Healing Isn’t Linear: A Love Letter to My Inner Niña
Healing Isn’t Linear: A Love Letter to My Inner Niña
For the ones who learned to stay quiet, even when their hearts were screaming

Growing up, I thought healing would look like forgetting. Like eventually, if enough time passed, the sting of loneliness, the ache of silence, the fear of speaking up would just… fade. But healing didn’t come in a straight line—it came in circles. In breakdowns I thought I had already outgrown. In laughter that felt too loud. In days I wanted to quit and it took everything inside me to simply exist.
I remember wishing for a lot of things when I was younger
— comfort, softness, to be understood.
I remember biting my lower lip as it quivered, screaming inside, “no llores!” But even if I could press my teeth enough to break the skin and make it bleed, I would feel the tears running down the side of my face.
I’ve always been an empath—a deeply feeling individual—and no matter how hard I tried, I would end up breaking. Sometimes in front of others, which made me feel exposed and ashamed. But more often, I broke alone.
I didn’t have anyone to cry to anyways because whatever I was crying about “no era nada” or I was “demasiado dramática.“
My feelings were rejected by the very people who were supposed to love me—so eventually, I started to reject them too.
What I needed was someone to bend down, hug me, and whisper that it was okay to cry. That I didn’t have to cry alone. What I needed was softness.
But in our cultura, emotions were often seen as weakness, and survival meant silencing what hurt.
So instead of being comforted, I learned to hide. I learned to smile even when my heart was breaking.
I tried to train myself not to feel, to go numb—leading me down paths of unhealthy coping and unspoken pain. And the more I disconnected from my emotions, the more I lost myself. But what I didn’t realize then is that I wasn’t alone in this experience.
Studies show that Latinx individuals experience depression, anxiety, and other mental health struggles at rates similar to the general U.S. population. Yet only about 35% of Latinx adults with mental illness receive treatment, compared to over 46% in the general population.
For first-generation Latinx individuals, this gap is even more painful.
We carry the weight of cultural expectations, family silence, and the belief that emotions are something to “get over” rather than feel through.
Many of us grow up in homes where survival was the priority—not emotional safety.
So even when we’re hurting, we often believe we have to keep it to ourselves. But these silent wounds become just another barrier, making it harder to ask for help, to name what we’re feeling, or to believe we’re even allowed to feel it.

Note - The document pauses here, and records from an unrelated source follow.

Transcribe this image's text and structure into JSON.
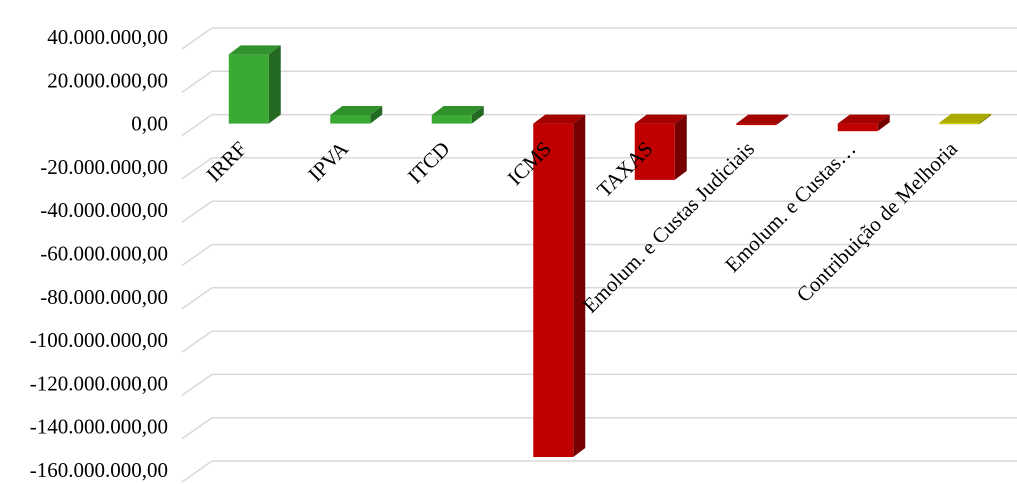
{
  "chart_data": {
    "type": "bar",
    "title": "",
    "xlabel": "",
    "ylabel": "",
    "ylim": [
      -160000000,
      40000000
    ],
    "ytick_step": 20000000,
    "grid": true,
    "y_tick_labels": [
      "40.000.000,00",
      "20.000.000,00",
      "0,00",
      "-20.000.000,00",
      "-40.000.000,00",
      "-60.000.000,00",
      "-80.000.000,00",
      "-100.000.000,00",
      "-120.000.000,00",
      "-140.000.000,00",
      "-160.000.000,00"
    ],
    "categories": [
      "IRRF",
      "IPVA",
      "ITCD",
      "ICMS",
      "TAXAS",
      "Emolum. e Custas Judiciais",
      "Emolum. e Custas…",
      "Contribuição de Melhoria"
    ],
    "values": [
      32000000,
      4000000,
      4000000,
      -154000000,
      -26000000,
      -500000,
      -3500000,
      400000
    ],
    "colors": [
      "#3aaa35",
      "#3aaa35",
      "#3aaa35",
      "#c00000",
      "#c00000",
      "#c00000",
      "#c00000",
      "#c8c800"
    ]
  }
}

Healing came in unexpected moments—in the stillness after a good cry, in the tenderness of a hug I gave my own children, in the words I finally allowed myself to say out loud without apologizing for them.
The niña I was, she still lives inside me. And some days, her voice is louder than mine. She shows up when I’m don’t want to ask for help and feel like a burden. She flinches when love feels uncertain. She curls up in silence when conflict arises.
Many of us were taught to survive, but not to feel. We learned to disnmiss our own emotions before someone else could. We were told “no llores,” “no seas exagerada,” “no hagas un escándalo”—
So we learned to shrink.
To hide. To numb.
To hide.
To numb.
To put everyone else first.
And yet, there was always this voice—gentle, soft, hurting—waiting to be heard.
Your inner niña—also known as your inner child—is the part of you that carries the emotions, memories, and unmet needs from your early years.
I use the term inner niña because I identify as a woman and that’s how I personally connect with my inner child—but this work is for everyone. Whether you identify as male, female, non-binary, or somewhere in between, we all carry an inner child—a younger version of ourselves shaped by love, pain, fear, joy, and unmet needs.
When we’re triggered by something “small,” when we struggle to trust love, when we freeze or fawn or feel like we’re not enough—it’s usually our inner niña, still trying to protect us the way she had to back then.
Honoring your inner niña isn’t about staying stuck in the past. Se trata de escuchar to the parts of yourself that were silenced. It’s about giving her the safety, validation, and cariño que nunca recibió. When we tend to her with compassion, we open the door to a softer, more whole version of ourselves.
Recently, I sat down and wrote a letter to my inner niña. Not to fix her. Not to shame her. But to honor her, to hold her, and to finally tell her all the things she need to hear but never did.
I am opening my wounds to share with you mi carta para mi inner niña. In this letter I write to my five year old self, a time in my life that holds deep wounds. Writing it brought up tears as I grieved for the little girl who grew up too fast but also strength to be soft with myself.

I invite you to do the same.
✨ Write to your inner niña.
✨ Let her know she’s safe with you now.
✨ Say the words you needed to hear.
✨ Say them with tenderness, with truth, y con cariño.
You don’t have to be a writer. You don’t have to share it. But I hope you give yourself the gift of that moment—of holding the little one who still lives in your heart. She’s been waiting for you. And I promise: she’s still listening.